Mas não parou por aí, porque João Gilberto lhe pediu o seu endereço, telefone, nome, identidade e CPF. “Estou anotando seus dados porque vou gravar esta música no meu próximo disco”, disse. Roberto conta que ficou eufórico. “Putz, ter uma música minha gravada por João Gilberto, que honra!” A canção está no disco O amor, o sorriso e a flor, de 1960.

Roberto ainda encontrou com João Gilberto por diversas vezes no Rio de Janeiro. “Ele era muito reservado, mas conversávamos bastante.
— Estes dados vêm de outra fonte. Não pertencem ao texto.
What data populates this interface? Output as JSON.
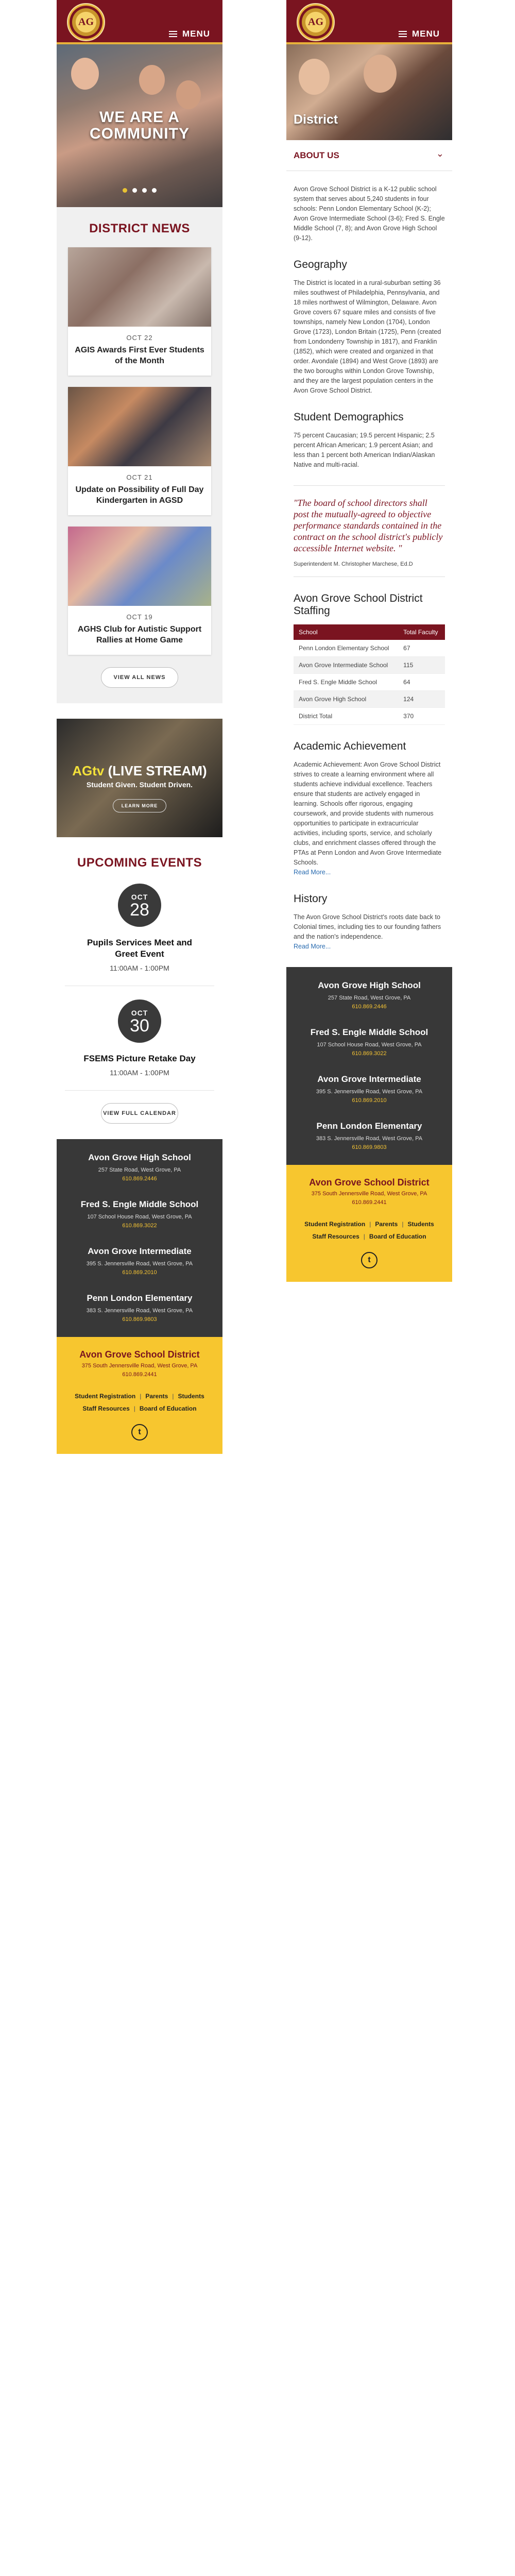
{
  "nav": {
    "menu_label": "MENU",
    "logo_alt": "AG"
  },
  "home": {
    "hero_title_line1": "WE ARE A",
    "hero_title_line2": "COMMUNITY",
    "news_title": "DISTRICT NEWS",
    "news": [
      {
        "date": "OCT 22",
        "headline": "AGIS Awards First Ever Students of the Month"
      },
      {
        "date": "OCT 21",
        "headline": "Update on Possibility of Full Day Kindergarten in AGSD"
      },
      {
        "date": "OCT 19",
        "headline": "AGHS Club for Autistic Support Rallies at Home Game"
      }
    ],
    "view_all_news": "VIEW ALL NEWS",
    "stream": {
      "title_ag": "AGtv",
      "title_rest": " (LIVE STREAM)",
      "subtitle": "Student Given. Student Driven.",
      "button": "LEARN MORE"
    },
    "events_title": "UPCOMING EVENTS",
    "events": [
      {
        "month": "OCT",
        "day": "28",
        "title": "Pupils Services Meet and Greet Event",
        "time": "11:00AM - 1:00PM"
      },
      {
        "month": "OCT",
        "day": "30",
        "title": "FSEMS Picture Retake Day",
        "time": "11:00AM - 1:00PM"
      }
    ],
    "view_calendar": "VIEW FULL CALENDAR"
  },
  "footer": {
    "schools": [
      {
        "name": "Avon Grove High School",
        "address": "257 State Road, West Grove, PA",
        "phone": "610.869.2446"
      },
      {
        "name": "Fred S. Engle Middle School",
        "address": "107 School House Road, West Grove, PA",
        "phone": "610.869.3022"
      },
      {
        "name": "Avon Grove Intermediate",
        "address": "395 S. Jennersville Road, West Grove, PA",
        "phone": "610.869.2010"
      },
      {
        "name": "Penn London Elementary",
        "address": "383 S. Jennersville Road, West Grove, PA",
        "phone": "610.869.9803"
      }
    ],
    "district": {
      "name": "Avon Grove School District",
      "address": "375 South Jennersville Road, West Grove, PA",
      "phone": "610.869.2441"
    },
    "links_row1": [
      "Student Registration",
      "Parents",
      "Students"
    ],
    "links_row2": [
      "Staff Resources",
      "Board of Education"
    ],
    "twitter_glyph": "t"
  },
  "district_page": {
    "hero_title": "District",
    "about_label": "ABOUT US",
    "intro": "Avon Grove School District is a K-12 public school system that serves about 5,240 students in four schools: Penn London Elementary School (K-2); Avon Grove Intermediate School (3-6); Fred S. Engle Middle School (7, 8); and Avon Grove High School (9-12).",
    "geo_title": "Geography",
    "geo_text": "The District is located in a rural-suburban setting 36 miles southwest of Philadelphia, Pennsylvania, and 18 miles northwest of Wilmington, Delaware. Avon Grove covers 67 square miles and consists of five townships, namely New London (1704), London Grove (1723), London Britain (1725), Penn (created from Londonderry Township in 1817), and Franklin (1852), which were created and organized in that order. Avondale (1894) and West Grove (1893) are the two boroughs within London Grove Township, and they are the largest population centers in the Avon Grove School District.",
    "demo_title": "Student Demographics",
    "demo_text": "75 percent Caucasian; 19.5 percent Hispanic; 2.5 percent African American; 1.9 percent Asian; and less than 1 percent both American Indian/Alaskan Native and multi-racial.",
    "quote": "\"The board of school directors shall post the mutually-agreed to objective performance standards contained in the contract on the school district's publicly accessible Internet website. \"",
    "quote_by": "Superintendent M. Christopher Marchese, Ed.D",
    "staff_title": "Avon Grove School District Staffing",
    "staff_headers": [
      "School",
      "Total Faculty"
    ],
    "staff_rows": [
      [
        "Penn London Elementary School",
        "67"
      ],
      [
        "Avon Grove Intermediate School",
        "115"
      ],
      [
        "Fred S. Engle Middle School",
        "64"
      ],
      [
        "Avon Grove High School",
        "124"
      ],
      [
        "District Total",
        "370"
      ]
    ],
    "ach_title": "Academic Achievement",
    "ach_text": "Academic Achievement: Avon Grove School District strives to create a learning environment where all students achieve individual excellence. Teachers ensure that students are actively engaged in learning. Schools offer rigorous, engaging coursework, and provide students with numerous opportunities to participate in extracurricular activities, including sports, service, and scholarly clubs, and enrichment classes offered through the PTAs at Penn London and Avon Grove Intermediate Schools.",
    "read_more": "Read More...",
    "history_title": "History",
    "history_text": "The Avon Grove School District's roots date back to Colonial times, including ties to our founding fathers and the nation's independence."
  },
  "colors": {
    "maroon": "#7a1420",
    "gold": "#f7c62f",
    "dark": "#383838"
  }
}
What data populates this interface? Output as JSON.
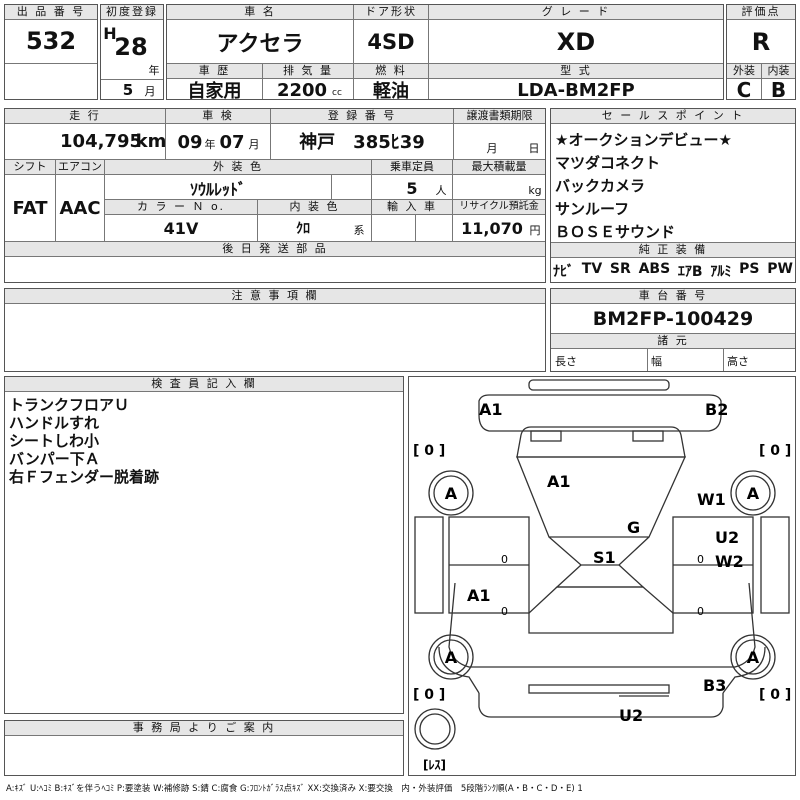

Certa vez, na Cidade Maravilhosa, liguei para ele que me disse: 'Venha aqui em casa'. Ele morava no Leblon e eu ficava hospedado em Botafogo. Lembro-me que peguei um ônibus e parti para lá. Chegando ao apartamento dele, ele me disse: 'Me desculpe, mas estou de saída, estou indo encontrar com o Tom. Vem comigo?'. E fui, na cara de pau. Chegando lá pude conhecer o próprio Jobim, Carlos Lyra e Menescal. Foi muita sorte. Assim é a minha história com a bossa nova e com o gênio.” 


“Na canção Chega de saudade, é fácil notar que João Gilberto vem com uma batida sincopada, cheia de acordes dissonantes, somando a elementos do jazz. Ele era único”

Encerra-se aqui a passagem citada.